The story of racism in SGV starts with the conquest of the indigenous and continued with separation from racial minorities. The future of racism in this region is up to us.
Tomorrow’s story will be determined by how today’s generation handles yesterday’s truth.
Let us examine the matter of punishment in the missions. In order to maintain the system against the neophytes' objections or apathy, the missionaries applied various forms of restriction and compulsion to conform to the rules. All of this ultimately came to rest on individuals in the form of corporal punishment, and this in turn became the focus of the neophytes' objections to the missionaries whom they correctly saw as personally responsible, and to the mission as the institution which was the vehicle.

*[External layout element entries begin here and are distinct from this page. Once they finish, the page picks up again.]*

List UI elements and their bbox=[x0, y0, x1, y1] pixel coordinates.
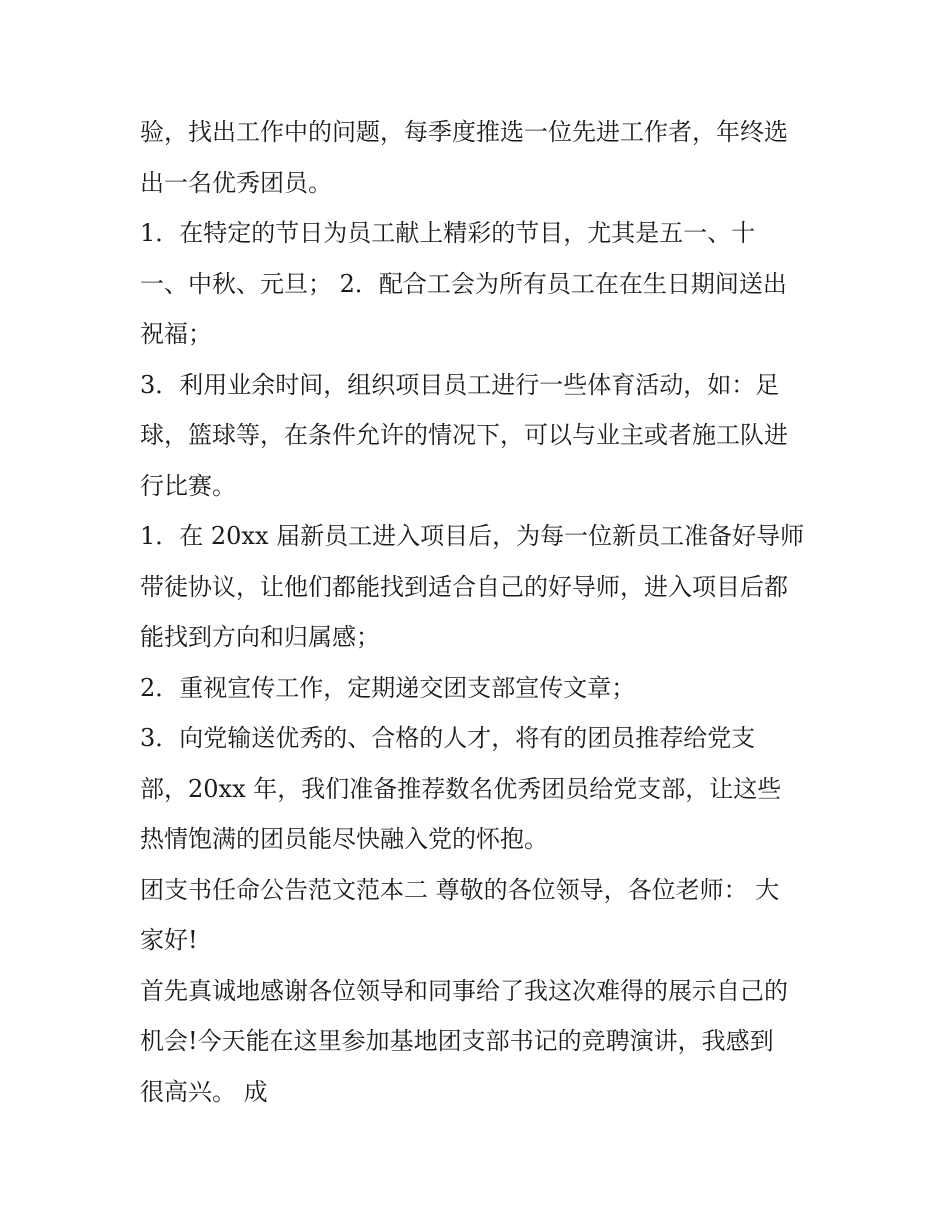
text-line: 验，找出工作中的问题，每季度推选一位先进工作者，年终选 bbox=[140, 118, 788, 146]
text-line: 很高兴。 成 bbox=[140, 1077, 268, 1106]
text-line: 行比赛。 bbox=[140, 471, 236, 500]
text-line: 机会!今天能在这里参加基地团支部书记的竞聘演讲，我感到 bbox=[140, 1027, 774, 1055]
text-line: 能找到方向和归属感； bbox=[140, 623, 380, 651]
text-line: 热情饱满的团员能尽快融入党的怀抱。 bbox=[140, 825, 548, 853]
text-line: 1．在 20xx 届新员工进入项目后，为每一位新员工准备好导师 bbox=[140, 522, 805, 550]
text-line: 一、中秋、元旦； 2．配合工会为所有员工在在生日期间送出 bbox=[140, 269, 787, 298]
text-line: 带徒协议，让他们都能找到适合自己的好导师，进入项目后都 bbox=[140, 572, 788, 601]
text-line: 3．利用业余时间，组织项目员工进行一些体育活动，如：足 bbox=[140, 370, 780, 399]
text-line: 球，篮球等，在条件允许的情况下，可以与业主或者施工队进 bbox=[140, 421, 788, 449]
document-body bbox=[140, 107, 830, 1117]
text-line: 家好! bbox=[140, 926, 198, 954]
text-line: 部，20xx 年，我们准备推荐数名优秀团员给党支部，让这些 bbox=[140, 774, 782, 803]
text-line: 出一名优秀团员。 bbox=[140, 168, 332, 197]
text-line: 祝福； bbox=[140, 320, 212, 348]
text-line: 3．向党输送优秀的、合格的人才，将有的团员推荐给党支 bbox=[140, 724, 756, 752]
text-line: 1．在特定的节日为员工献上精彩的节目，尤其是五一、十 bbox=[140, 219, 756, 247]
text-line: 团支书任命公告范文范本二 尊敬的各位领导，各位老师： 大 bbox=[140, 875, 780, 904]
text-line: 首先真诚地感谢各位领导和同事给了我这次难得的展示自己的 bbox=[140, 976, 788, 1005]
text-line: 2．重视宣传工作，定期递交团支部宣传文章； bbox=[140, 673, 636, 702]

Punishable offenses were of two main types: 1) criminal, which included murder, assault, theft, armed robbery, and sex delinquencies such as incest, sodomy, fornication and rape which were strongly disapproved of by the Church; and, 2) political (or perhaps better, political-religious), which included fugitivism (classed as abandonment or renunciation of the faith), the refusal to perform assigned tasks, conspiracies to incite acts to overthrow the regime, destruction of mission or military goods or property, physical assault on either missionaries or soldiers.
The goal was to convert Kizh away from their culture and way of life. Colonizers labeled the Kizh way of life as savage and sought to do away with it. Those who did not convert faced harsher consequences, those who did convert were enslaved. Since the time European colonizers settled in SGV, the indigenous people had no chance.
Colonization of the Indigenous
From 1771 to 1821, Spain ruled over the area that would become the SGV. They stripped the Kizh of their land, were responsible for many Kizh people dying, and would enslave a great number of them to tend to the land and expand the operations of Mission San Gabriel Archangel. The Spanish government gave out land grants and these areas of land, also called rancherias, were used to produce profits from the land.
The lands given by the Spanish government were given to light-skinned individuals, usually of privilege or connection to the government. When the Mexican government took over, they too preferred lighter-skinned Mexicans and individuals of European descent in their land grants.
Finally, the U.S. took over the land and through segregation, restrictive covenants, and outright violence prevented minorities from owning land in the region, especially Black Americans who were still under the institution of slavery when California became a state. At no point in SGV history have Black Americans and indigenous people had the privileges of full American status with regard to accessing land.
Land Distribution
Housing
Latinos and Asians descend from nations outside of the U.S. These mainly included Mexico, China, Japan, Taiwan, Korea, Phillipines, and Southeast Asian countries. While these groups experienced discrimination, the efforts of the colonizers were not expressly to do away with their culture, but to assimilate them. This had much to do with Latinos having an obscure "whiteness" and Asians being considered the "model minority." Latinos received obscure whiteness in California because the Treaty of Guadalupe Hidalgo technically gave them "white" status, by providing them access to land and government, not provided to other minority groups.
Asians became known as the "model minority," because many came into the SGV with resources. This allowed them to assimilate into white middle class and perpetuate a stereotype that Asians had the same values as whites and thus made them less a risk. While these two dynamics made it possible for Latinos and Asians to purchase property in SGV, as Latinos and Asians moved in, white people moved out. Furthermore, Black people were not permitted to purchase property in SGV at all. To present day, the Black community in SGV hardly exists, except in Altadena, the city that apparently did not have racial limits against Black people purchasing property.
In reviewing the 2019 census data of 31 cities and unincorporated areas throughout SGV, what is clear is the division between white, Latino, and Asian people. The data shows a clear relationship between the majority race of a city and the city's income, poverty, home values, health insurance, and education.
The relationship between race and these outcomes is very clear for the Latino-majority and white-majority cities; however, the outcomes of the Asian-majority cities are interesting and tell the history of the Asian experience that has been outlined throughout this website.